I promised my friend I would speak to my daughter and make her understand that the way she treated her friends had to stop.

“Holly’s mum’s lying,” Emily shrieked.

“I didn’t put any onions on her plate.”

Which was true – she’d made the other girls do it – but hardly the point, as I told her.

Cue hysterical crying and angry denials, which I knew Emily was faking but meant I had to either call my own child a liar or back down.

I’m embarrassed to say I chose the latter. When I later relayed all this to my husband, he shrugged it off, saying Holly needed to toughen up and that Emily was a born leader.

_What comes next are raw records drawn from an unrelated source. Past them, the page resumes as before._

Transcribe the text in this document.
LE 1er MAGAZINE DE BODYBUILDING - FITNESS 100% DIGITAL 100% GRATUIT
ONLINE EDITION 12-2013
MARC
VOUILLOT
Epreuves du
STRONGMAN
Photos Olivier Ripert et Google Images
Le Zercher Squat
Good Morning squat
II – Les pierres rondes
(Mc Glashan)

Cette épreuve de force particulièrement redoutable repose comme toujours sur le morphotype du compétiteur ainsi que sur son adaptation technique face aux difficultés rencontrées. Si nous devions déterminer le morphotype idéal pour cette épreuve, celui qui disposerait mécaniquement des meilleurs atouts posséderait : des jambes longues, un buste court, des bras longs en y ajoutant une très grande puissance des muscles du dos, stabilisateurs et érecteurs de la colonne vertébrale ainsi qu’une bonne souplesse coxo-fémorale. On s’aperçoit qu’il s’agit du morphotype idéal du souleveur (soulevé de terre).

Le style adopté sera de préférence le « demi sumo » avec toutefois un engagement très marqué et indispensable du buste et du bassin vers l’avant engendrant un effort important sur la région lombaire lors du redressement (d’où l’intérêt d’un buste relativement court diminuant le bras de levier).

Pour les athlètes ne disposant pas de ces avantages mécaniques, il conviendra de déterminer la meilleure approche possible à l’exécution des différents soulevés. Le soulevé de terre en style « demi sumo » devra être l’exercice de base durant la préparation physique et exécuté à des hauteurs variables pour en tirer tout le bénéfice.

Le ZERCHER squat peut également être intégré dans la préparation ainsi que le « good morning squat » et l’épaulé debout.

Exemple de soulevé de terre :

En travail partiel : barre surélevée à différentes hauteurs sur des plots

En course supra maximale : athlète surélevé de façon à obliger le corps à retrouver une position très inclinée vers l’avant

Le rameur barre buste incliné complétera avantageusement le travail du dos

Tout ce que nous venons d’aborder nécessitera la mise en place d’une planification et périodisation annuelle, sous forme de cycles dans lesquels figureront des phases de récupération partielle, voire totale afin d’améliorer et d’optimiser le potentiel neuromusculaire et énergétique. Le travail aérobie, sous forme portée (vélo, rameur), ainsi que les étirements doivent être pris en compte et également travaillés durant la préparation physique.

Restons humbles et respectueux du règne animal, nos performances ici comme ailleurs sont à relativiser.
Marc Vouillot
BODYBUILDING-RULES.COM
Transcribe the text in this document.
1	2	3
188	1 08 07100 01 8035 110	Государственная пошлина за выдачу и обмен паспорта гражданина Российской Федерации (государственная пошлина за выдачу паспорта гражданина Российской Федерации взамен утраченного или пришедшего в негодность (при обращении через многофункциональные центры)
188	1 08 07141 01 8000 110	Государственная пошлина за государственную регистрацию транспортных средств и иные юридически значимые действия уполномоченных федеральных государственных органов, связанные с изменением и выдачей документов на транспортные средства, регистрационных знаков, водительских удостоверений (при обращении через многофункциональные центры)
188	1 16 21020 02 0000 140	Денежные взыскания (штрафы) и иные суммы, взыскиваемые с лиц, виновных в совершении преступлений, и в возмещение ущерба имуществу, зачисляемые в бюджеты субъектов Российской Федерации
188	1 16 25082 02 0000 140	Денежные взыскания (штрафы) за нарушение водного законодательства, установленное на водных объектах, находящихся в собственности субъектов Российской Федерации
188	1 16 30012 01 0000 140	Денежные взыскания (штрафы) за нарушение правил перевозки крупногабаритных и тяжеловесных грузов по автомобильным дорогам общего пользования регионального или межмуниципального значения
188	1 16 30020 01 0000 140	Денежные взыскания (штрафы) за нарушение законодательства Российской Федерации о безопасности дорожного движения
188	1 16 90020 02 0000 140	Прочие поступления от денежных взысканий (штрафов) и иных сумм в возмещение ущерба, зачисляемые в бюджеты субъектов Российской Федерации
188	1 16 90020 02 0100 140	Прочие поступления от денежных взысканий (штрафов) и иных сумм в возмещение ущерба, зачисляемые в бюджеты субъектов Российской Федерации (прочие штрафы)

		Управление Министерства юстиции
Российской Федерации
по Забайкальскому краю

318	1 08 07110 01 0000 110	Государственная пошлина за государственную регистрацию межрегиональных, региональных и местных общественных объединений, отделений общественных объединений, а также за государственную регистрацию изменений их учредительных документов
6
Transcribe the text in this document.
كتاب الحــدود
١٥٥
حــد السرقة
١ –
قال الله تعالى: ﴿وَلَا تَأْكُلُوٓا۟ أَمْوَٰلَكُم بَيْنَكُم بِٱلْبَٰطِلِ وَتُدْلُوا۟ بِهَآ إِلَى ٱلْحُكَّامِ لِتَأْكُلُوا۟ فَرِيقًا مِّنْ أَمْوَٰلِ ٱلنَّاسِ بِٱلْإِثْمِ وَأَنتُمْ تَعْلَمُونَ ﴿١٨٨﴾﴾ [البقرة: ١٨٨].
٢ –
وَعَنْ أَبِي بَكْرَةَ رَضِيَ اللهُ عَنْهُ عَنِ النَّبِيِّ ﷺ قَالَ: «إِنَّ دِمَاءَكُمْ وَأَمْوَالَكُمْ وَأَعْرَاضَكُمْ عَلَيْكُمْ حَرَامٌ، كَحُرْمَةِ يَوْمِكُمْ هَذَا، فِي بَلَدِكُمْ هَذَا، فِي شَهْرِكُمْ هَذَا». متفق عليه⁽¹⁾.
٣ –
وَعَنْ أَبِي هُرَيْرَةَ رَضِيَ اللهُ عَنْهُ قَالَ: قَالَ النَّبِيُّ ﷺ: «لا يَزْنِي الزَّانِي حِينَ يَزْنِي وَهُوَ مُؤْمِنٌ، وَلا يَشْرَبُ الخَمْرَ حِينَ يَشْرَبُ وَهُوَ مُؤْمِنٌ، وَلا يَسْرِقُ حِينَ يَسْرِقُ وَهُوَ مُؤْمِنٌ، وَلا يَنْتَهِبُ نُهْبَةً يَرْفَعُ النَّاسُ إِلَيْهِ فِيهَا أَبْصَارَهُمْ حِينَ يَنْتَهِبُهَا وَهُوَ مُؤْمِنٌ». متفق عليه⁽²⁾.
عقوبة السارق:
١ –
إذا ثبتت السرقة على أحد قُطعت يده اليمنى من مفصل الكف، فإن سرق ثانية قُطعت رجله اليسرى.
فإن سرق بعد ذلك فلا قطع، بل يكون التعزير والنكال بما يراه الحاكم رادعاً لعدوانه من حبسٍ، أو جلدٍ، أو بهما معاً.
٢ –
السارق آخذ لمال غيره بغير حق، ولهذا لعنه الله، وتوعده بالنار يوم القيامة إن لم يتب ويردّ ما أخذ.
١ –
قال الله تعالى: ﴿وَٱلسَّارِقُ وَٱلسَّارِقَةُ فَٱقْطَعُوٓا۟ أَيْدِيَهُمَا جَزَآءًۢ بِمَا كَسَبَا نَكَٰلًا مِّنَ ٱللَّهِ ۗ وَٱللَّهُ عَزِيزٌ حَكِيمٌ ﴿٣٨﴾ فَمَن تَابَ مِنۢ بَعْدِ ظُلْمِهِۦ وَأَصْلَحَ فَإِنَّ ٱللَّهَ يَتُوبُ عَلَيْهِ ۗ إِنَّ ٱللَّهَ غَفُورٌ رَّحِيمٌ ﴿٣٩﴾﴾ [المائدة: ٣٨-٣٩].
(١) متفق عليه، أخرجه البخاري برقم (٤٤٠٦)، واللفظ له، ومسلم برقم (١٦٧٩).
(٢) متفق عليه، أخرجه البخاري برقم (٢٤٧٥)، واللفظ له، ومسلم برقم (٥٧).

It was then that I came up with a ridiculous plan to try to bring out a kinder, more nurturing side to my daughter: I bought her a puppy (which she showed little interest in, and has been my responsibility ever since).

I believe that had I tried harder, Angela and I might have salvaged our friendship. And perhaps Emily wouldn’t be so awful now. I can only imagine how much the fact that Emily and Holly remain friends to this day must stick in Angela’s craw.

Emily is far from being all bad. She’s funny, witty, full of energy and fantastic company. Most of the time I feel great warmth and affection towards her.

We snuggle on the sofa watching TV together; we enjoy going to the cinema and I feel so proud when I’m out with her because I know other people will look over and think ‘what a beautiful girl’.

But I’m also constantly treading on eggshells in case I say something to upset her – and have to put up with days of her being in a mood with me.

That is where her power lies. I had thought things might change when they all went to secondary school, where other strong characters might give Emily a taste of her own medicine.

But no, her clique just seemed to get bigger. I comfort myself that at least now she’s at university, I’m unlikely to hear about how mean she is to the next lot of girls to get pulled into her orbit.

But I do have to live with knowing I failed in one important respect as a parent; I raised a mean girl who makes others’ lives miserable.